The Italian proceedings
The insurers submitted that the Italian claim was not a warranty claim or connected with a warranty claim, but an independent claim in tort under Italian law. Airbus submitted that the claim in Italy was that Airbus had supplied a defective product to the airline which it failed to remedy or recall, and that such a claim was within the warranties or at least so connected with the Warranties Agreement so as to fall within the scope of the jurisdiction clause.
The court found that Airbus had at least a good, arguable case on this point. To the extent that Airbus had an obligation to take preventative action, that obligation was at least connected with the post-delivery obligations set out in the purchase agreement and Warranties Agreement.
Declaration against the insurers
The final issue was whether the English courts had jurisdiction to make a declaration against the insurers, in circumstances where they were not party to the Warranties Agreement and did not found their Italian claim upon it.
Relying upon the earlier shipping cases of The Jay Bola and West Tankers the court concluded that, if the commencement of the Italian proceedings by Alitalia would have been a breach of the jurisdiction clause in the Warranties Agreement, then it followed that their commencement by the appellant insurers was a breach of an equivalent obligation in equity. Airbus was entitled to enforce that obligation, and the English court had jurisdiction to grant a declaration to say so.
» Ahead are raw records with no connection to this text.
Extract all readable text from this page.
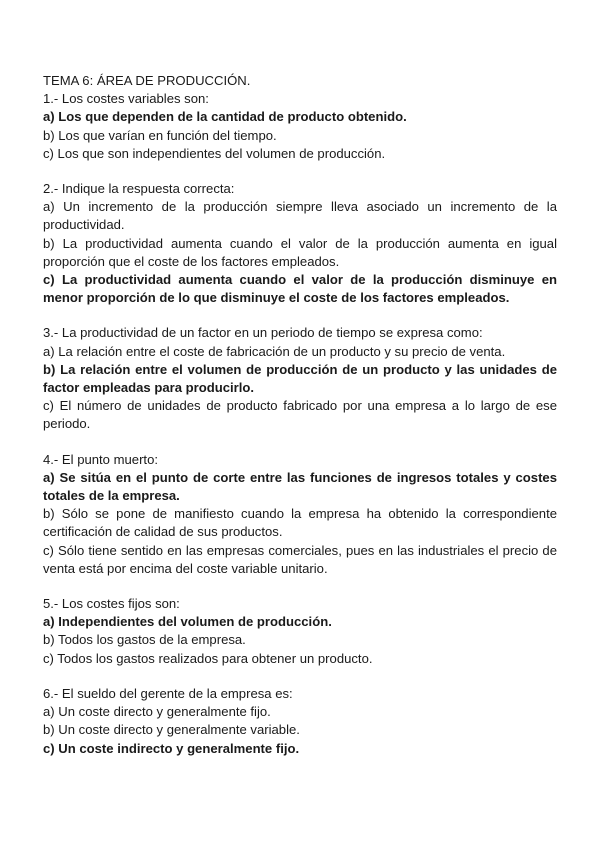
TEMA 6: ÁREA DE PRODUCCIÓN.

1.- Los costes variables son:

a) Los que dependen de la cantidad de producto obtenido.

b) Los que varían en función del tiempo.

c) Los que son independientes del volumen de producción.

2.- Indique la respuesta correcta:

a) Un incremento de la producción siempre lleva asociado un incremento de la productividad.

b) La productividad aumenta cuando el valor de la producción aumenta en igual proporción que el coste de los factores empleados.

c) La productividad aumenta cuando el valor de la producción disminuye en menor proporción de lo que disminuye el coste de los factores empleados.

3.- La productividad de un factor en un periodo de tiempo se expresa como:

a) La relación entre el coste de fabricación de un producto y su precio de venta.

b) La relación entre el volumen de producción de un producto y las unidades de factor empleadas para producirlo.

c) El número de unidades de producto fabricado por una empresa a lo largo de ese periodo.

4.- El punto muerto:

a) Se sitúa en el punto de corte entre las funciones de ingresos totales y costes totales de la empresa.

b) Sólo se pone de manifiesto cuando la empresa ha obtenido la correspondiente certificación de calidad de sus productos.

c) Sólo tiene sentido en las empresas comerciales, pues en las industriales el precio de venta está por encima del coste variable unitario.

5.- Los costes fijos son:

a) Independientes del volumen de producción.

b) Todos los gastos de la empresa.

c) Todos los gastos realizados para obtener un producto.

6.- El sueldo del gerente de la empresa es:

a) Un coste directo y generalmente fijo.

b) Un coste directo y generalmente variable.

c) Un coste indirecto y generalmente fijo.
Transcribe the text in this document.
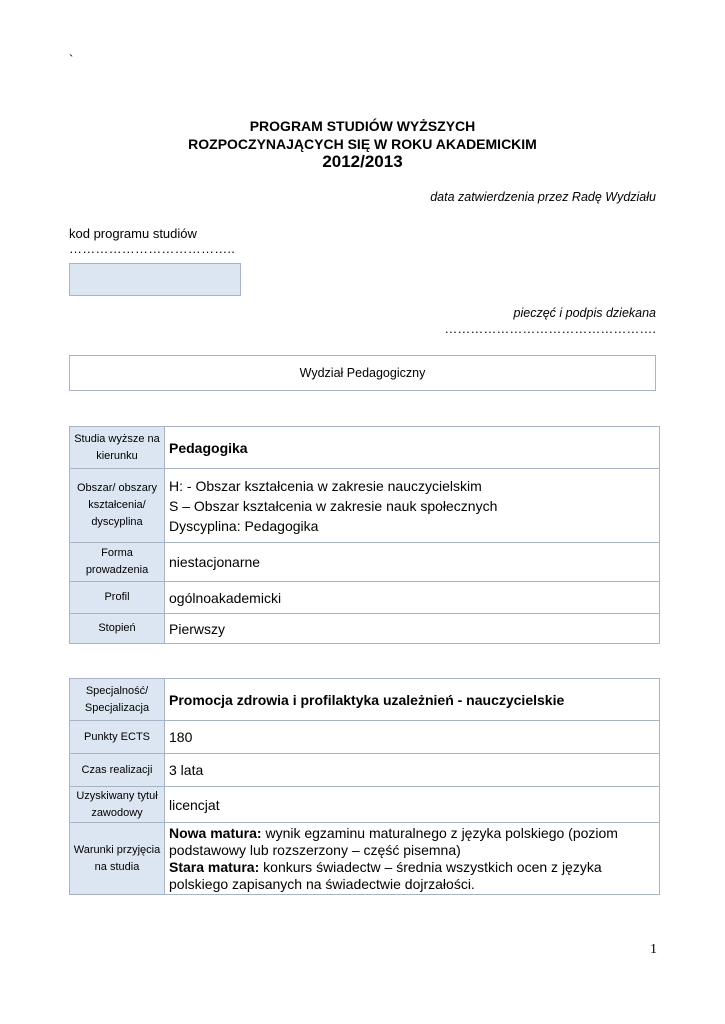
`
PROGRAM STUDIÓW WYŻSZYCH
ROZPOCZYNAJĄCYCH SIĘ W ROKU AKADEMICKIM
2012/2013
data zatwierdzenia przez Radę Wydziału
kod programu studiów
………………………………..
pieczęć i podpis dziekana
………………………………………….
Wydział Pedagogiczny
Studia wyższe na kierunku	Pedagogika
Obszar/ obszary kształcenia/ dyscyplina	H: - Obszar kształcenia w zakresie nauczycielskim
S – Obszar kształcenia w zakresie nauk społecznych
Dyscyplina: Pedagogika

Forma prowadzenia	niestacjonarne
Profil	ogólnoakademicki
Stopień	Pierwszy
Specjalność/ Specjalizacja	Promocja zdrowia i profilaktyka uzależnień - nauczycielskie
Punkty ECTS	180
Czas realizacji	3 lata
Uzyskiwany tytuł zawodowy	licencjat
Warunki przyjęcia na studia	Nowa matura: wynik egzaminu maturalnego z języka polskiego (poziom podstawowy lub rozszerzony – część pisemna)
Stara matura: konkurs świadectw – średnia wszystkich ocen z języka polskiego zapisanych na świadectwie dojrzałości.
1
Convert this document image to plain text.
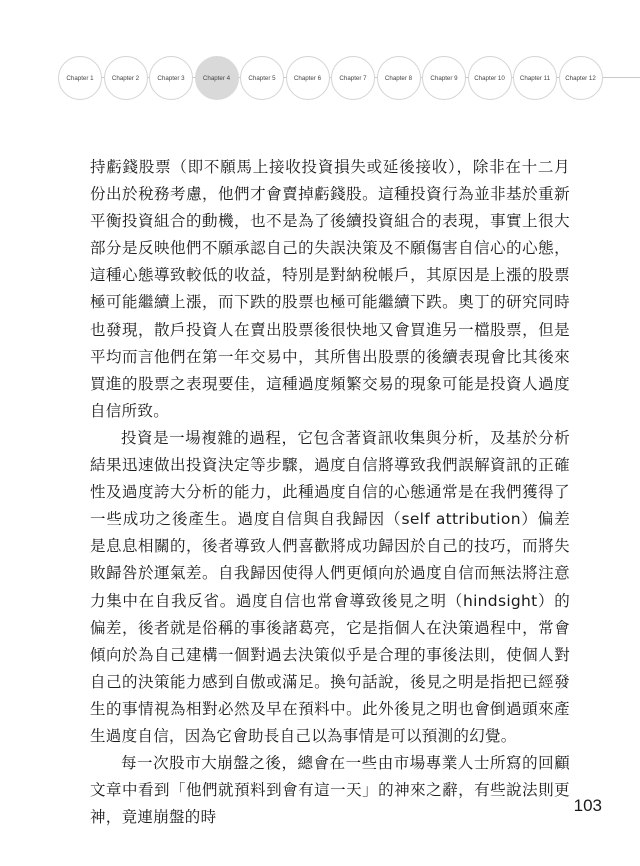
Chapter 1	Chapter 2	Chapter 3	Chapter 4	Chapter 5	Chapter 6	Chapter 7	Chapter 8	Chapter 9	Chapter 10	Chapter 11	Chapter 12

持虧錢股票（即不願馬上接收投資損失或延後接收），除非在十二月份出於稅務考慮，他們才會賣掉虧錢股。這種投資行為並非基於重新平衡投資組合的動機，也不是為了後續投資組合的表現，事實上很大部分是反映他們不願承認自己的失誤決策及不願傷害自信心的心態，這種心態導致較低的收益，特別是對納稅帳戶，其原因是上漲的股票極可能繼續上漲，而下跌的股票也極可能繼續下跌。奧丁的研究同時也發現，散戶投資人在賣出股票後很快地又會買進另一檔股票，但是平均而言他們在第一年交易中，其所售出股票的後續表現會比其後來買進的股票之表現要佳，這種過度頻繁交易的現象可能是投資人過度自信所致。

投資是一場複雜的過程，它包含著資訊收集與分析，及基於分析結果迅速做出投資決定等步驟，過度自信將導致我們誤解資訊的正確性及過度誇大分析的能力，此種過度自信的心態通常是在我們獲得了一些成功之後產生。過度自信與自我歸因（self attribution）偏差是息息相關的，後者導致人們喜歡將成功歸因於自己的技巧，而將失敗歸咎於運氣差。自我歸因使得人們更傾向於過度自信而無法將注意力集中在自我反省。過度自信也常會導致後見之明（hindsight）的偏差，後者就是俗稱的事後諸葛亮，它是指個人在決策過程中，常會傾向於為自己建構一個對過去決策似乎是合理的事後法則，使個人對自己的決策能力感到自傲或滿足。換句話說，後見之明是指把已經發生的事情視為相對必然及早在預料中。此外後見之明也會倒過頭來產生過度自信，因為它會助長自己以為事情是可以預測的幻覺。

每一次股市大崩盤之後，總會在一些由市場專業人士所寫的回顧文章中看到「他們就預料到會有這一天」的神來之辭，有些說法則更神，竟連崩盤的時

103
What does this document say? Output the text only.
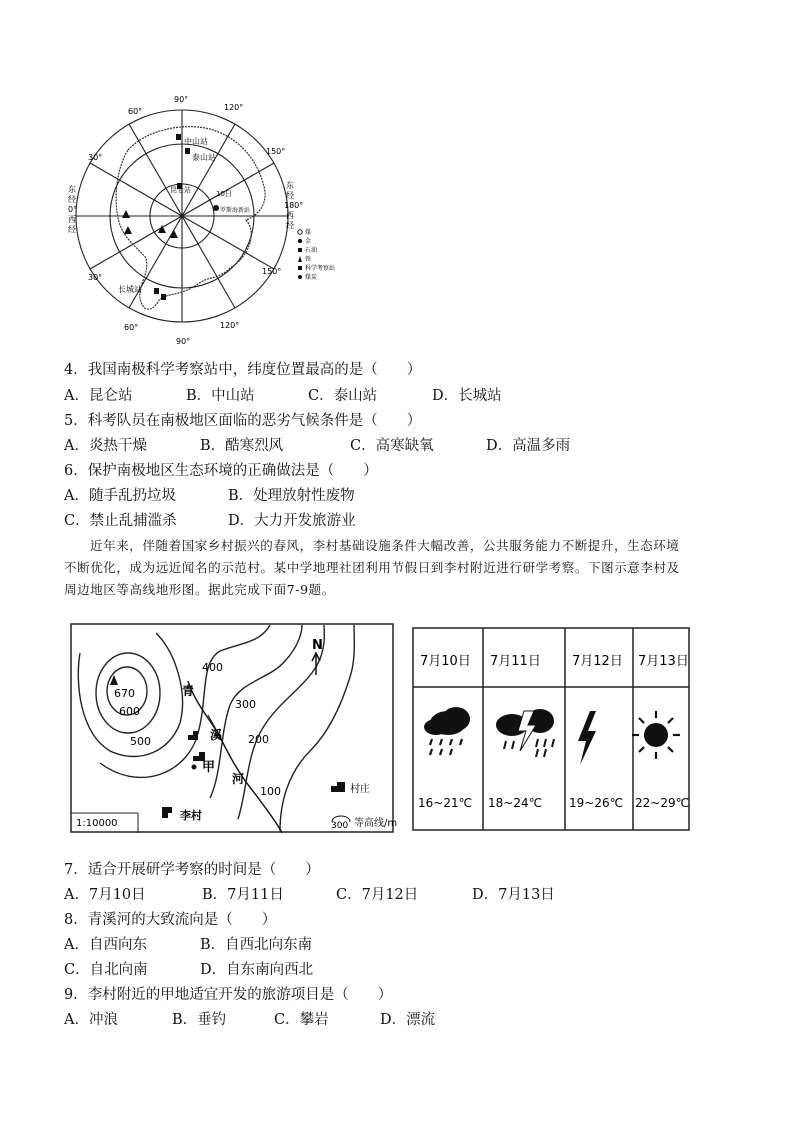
90°
120°
60°
30°
150°
30°
150°
60°
90°
120°
东经 0°西经
东经 180°西经
中山站
泰山站
昆仑站
长城站
10日
罗斯海新站
煤
金
石油
铁
科学考察站
煤炭
4．我国南极科学考察站中，纬度位置最高的是（　　）
A．昆仑站	B．中山站	C．泰山站	D．长城站
5．科考队员在南极地区面临的恶劣气候条件是（　　）
A．炎热干燥	B．酷寒烈风	C．高寒缺氧	D．高温多雨
6．保护南极地区生态环境的正确做法是（　　）
A．随手乱扔垃圾	B．处理放射性废物
C．禁止乱捕滥杀	D．大力开发旅游业

近年来，伴随着国家乡村振兴的春风，李村基础设施条件大幅改善，公共服务能力不断提升，生态环境

不断优化，成为远近闻名的示范村。某中学地理社团利用节假日到李村附近进行研学考察。下图示意李村及
周边地区等高线地形图。据此完成下面7-9题。
N
670
600
500
400
300
200
100
青
溪
河
甲
1:10000
李村
村庄
300 等高线/m
7月10日 7月11日 7月12日 7月13日
16~21℃ 18~24℃ 19~26℃ 22~29℃
7．适合开展研学考察的时间是（　　）
A．7月10日	B．7月11日	C．7月12日	D．7月13日
8．青溪河的大致流向是（　　）
A．自西向东	B．自西北向东南
C．自北向南	D．自东南向西北
9．李村附近的甲地适宜开发的旅游项目是（　　）
A．冲浪	B．垂钓	C．攀岩	D．漂流
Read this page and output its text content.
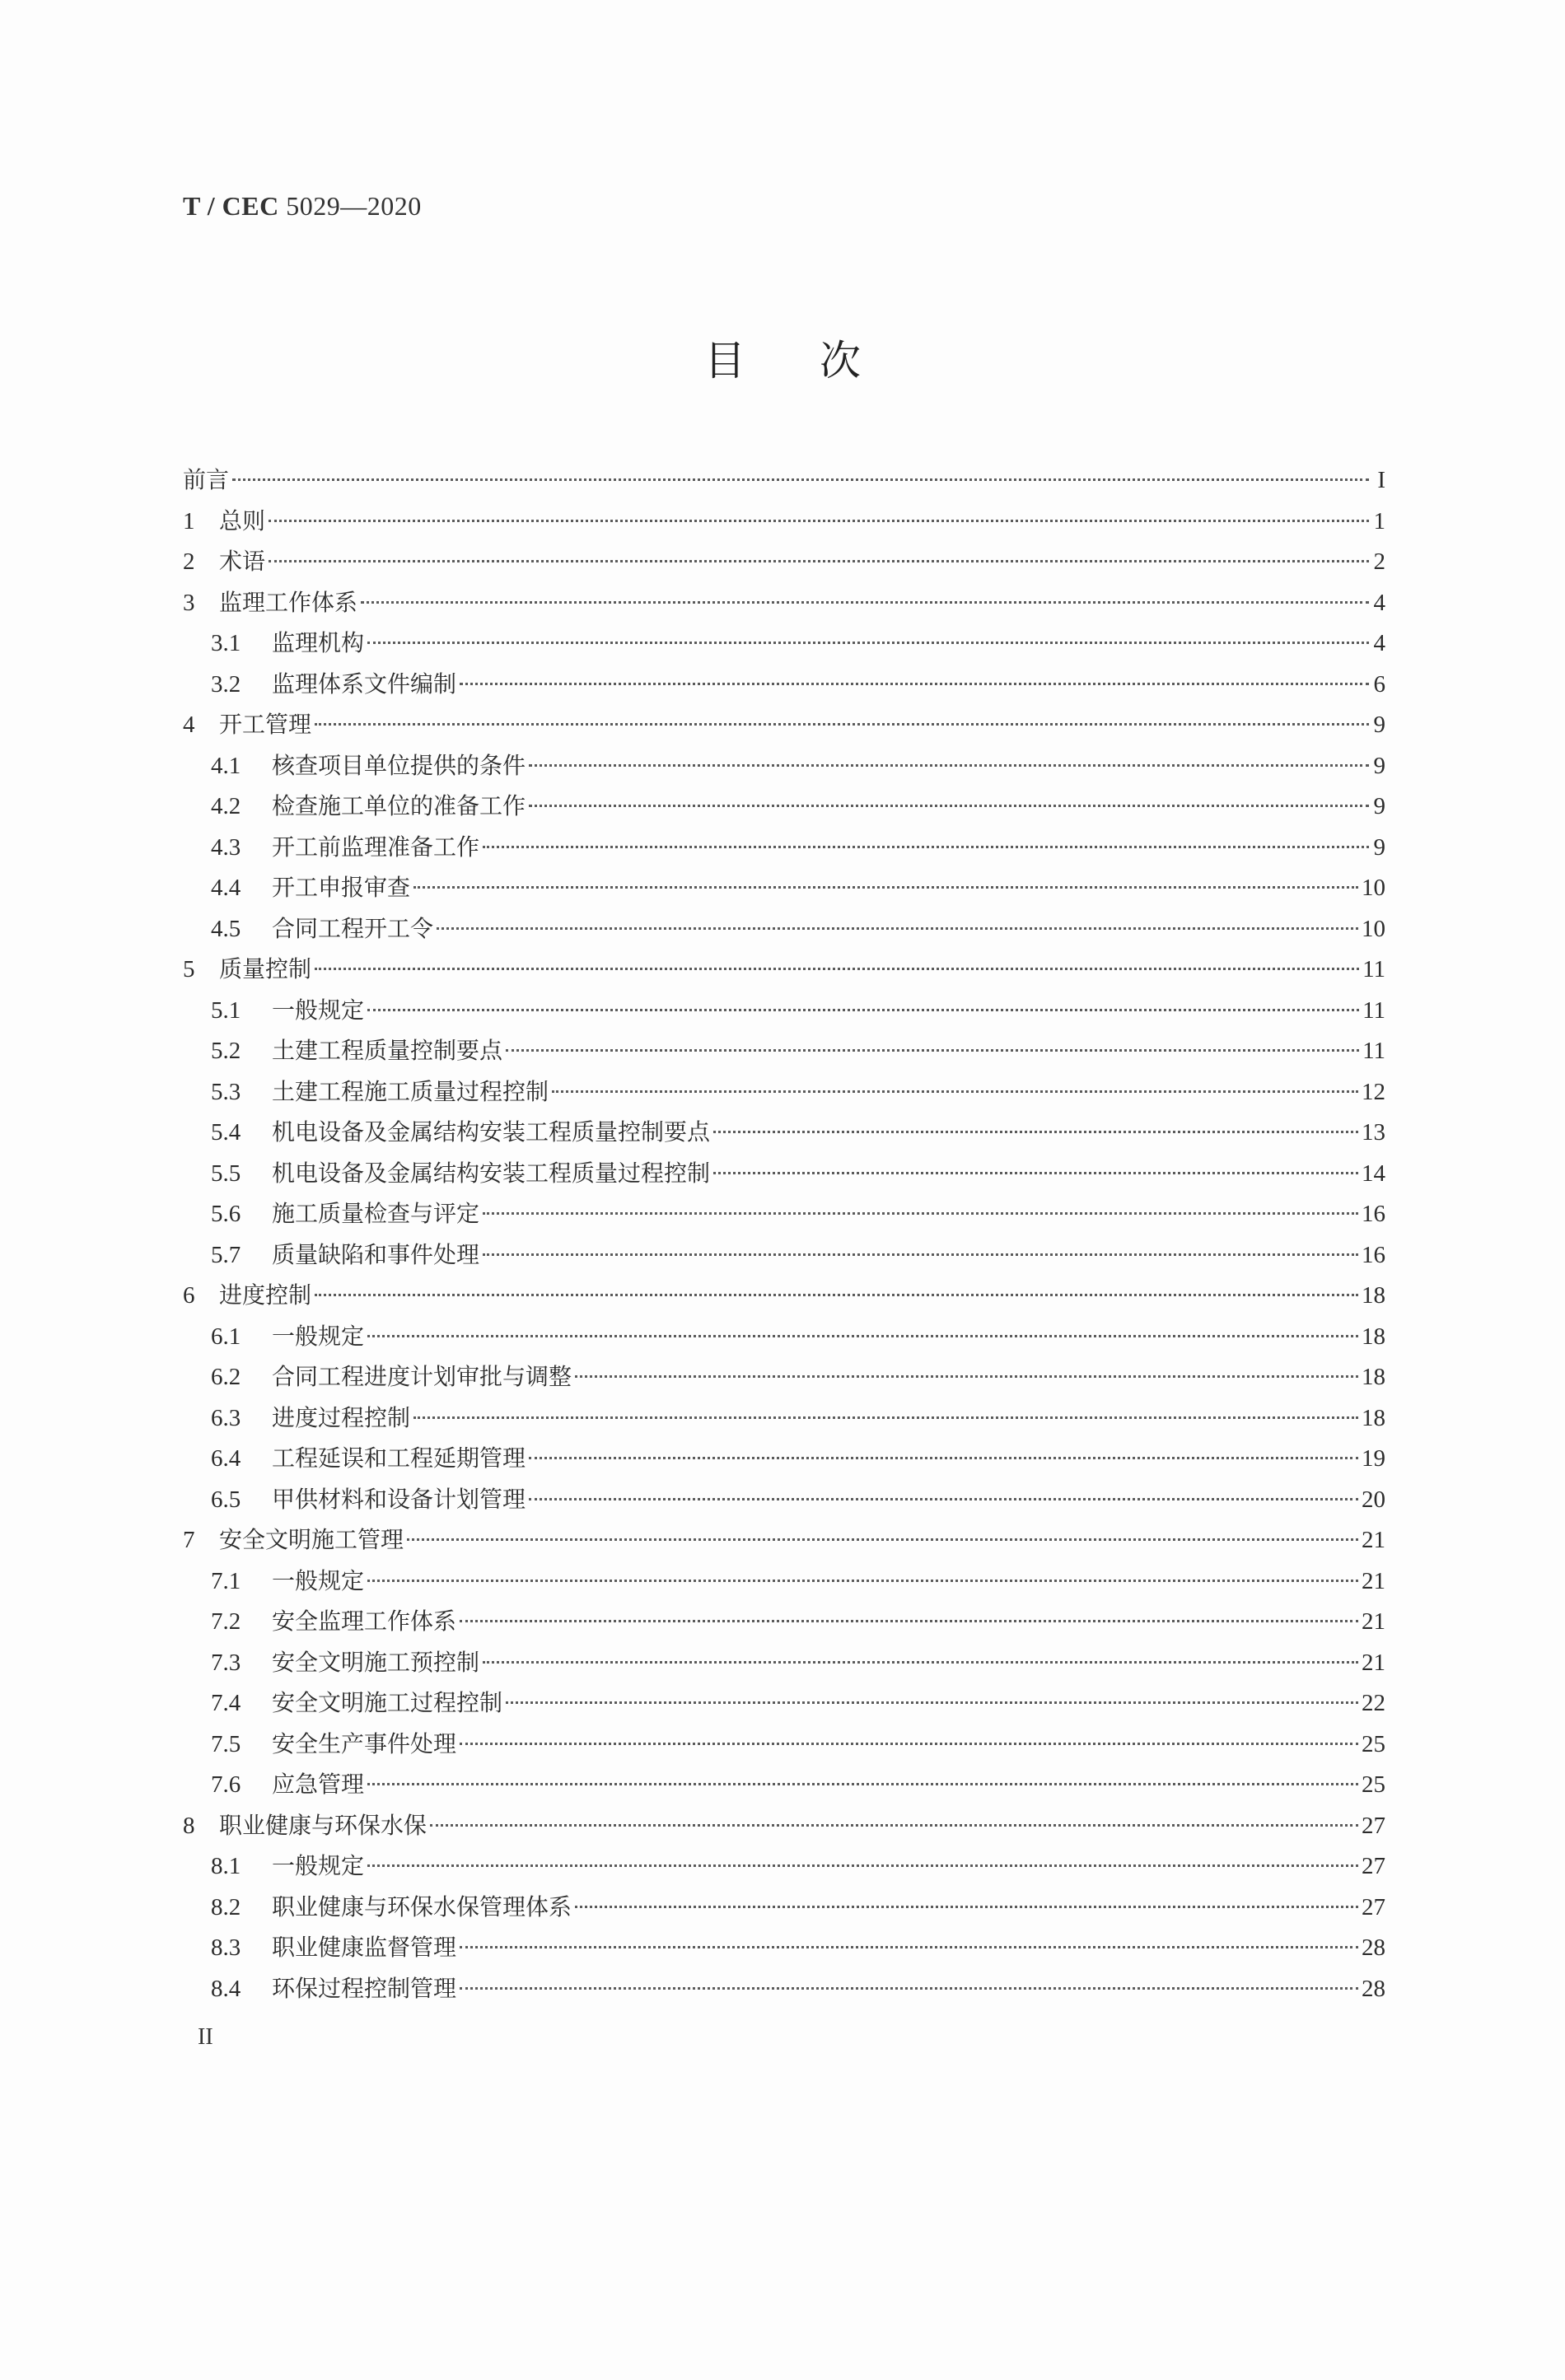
T / CEC 5029—2020
目次
前言	I
1	总则	1
2	术语	2
3	监理工作体系	4
3.1	监理机构	4
3.2	监理体系文件编制	6
4	开工管理	9
4.1	核查项目单位提供的条件	9
4.2	检查施工单位的准备工作	9
4.3	开工前监理准备工作	9
4.4	开工申报审查	10
4.5	合同工程开工令	10
5	质量控制	11
5.1	一般规定	11
5.2	土建工程质量控制要点	11
5.3	土建工程施工质量过程控制	12
5.4	机电设备及金属结构安装工程质量控制要点	13
5.5	机电设备及金属结构安装工程质量过程控制	14
5.6	施工质量检查与评定	16
5.7	质量缺陷和事件处理	16
6	进度控制	18
6.1	一般规定	18
6.2	合同工程进度计划审批与调整	18
6.3	进度过程控制	18
6.4	工程延误和工程延期管理	19
6.5	甲供材料和设备计划管理	20
7	安全文明施工管理	21
7.1	一般规定	21
7.2	安全监理工作体系	21
7.3	安全文明施工预控制	21
7.4	安全文明施工过程控制	22
7.5	安全生产事件处理	25
7.6	应急管理	25
8	职业健康与环保水保	27
8.1	一般规定	27
8.2	职业健康与环保水保管理体系	27
8.3	职业健康监督管理	28
8.4	环保过程控制管理	28
II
This case provides useful analysis of different dispute resolution provisions in a series of related agreements involving multiple parties. It suggests that the English courts will generally enforce widely drafted jurisdiction clauses in airframe warranties agreements where these are found to supersede earlier warranties agreements in order to avoid fragmentation of disputes. Conversely any intention (i) to preserve the jurisdiction clause of the earlier agreement, (ii) to incorporate an arbitration clause into the later agreement by reference, or (iii) to apply different jurisdictions to different rights and obligations, would need to be very clearly expressed.
The case also confirms the ruling in the earlier shipping decisions of The Jay Bola and West Tankers concerning equivalent equitable obligations for insurers acting contrary to jurisdiction clauses in an aviation context.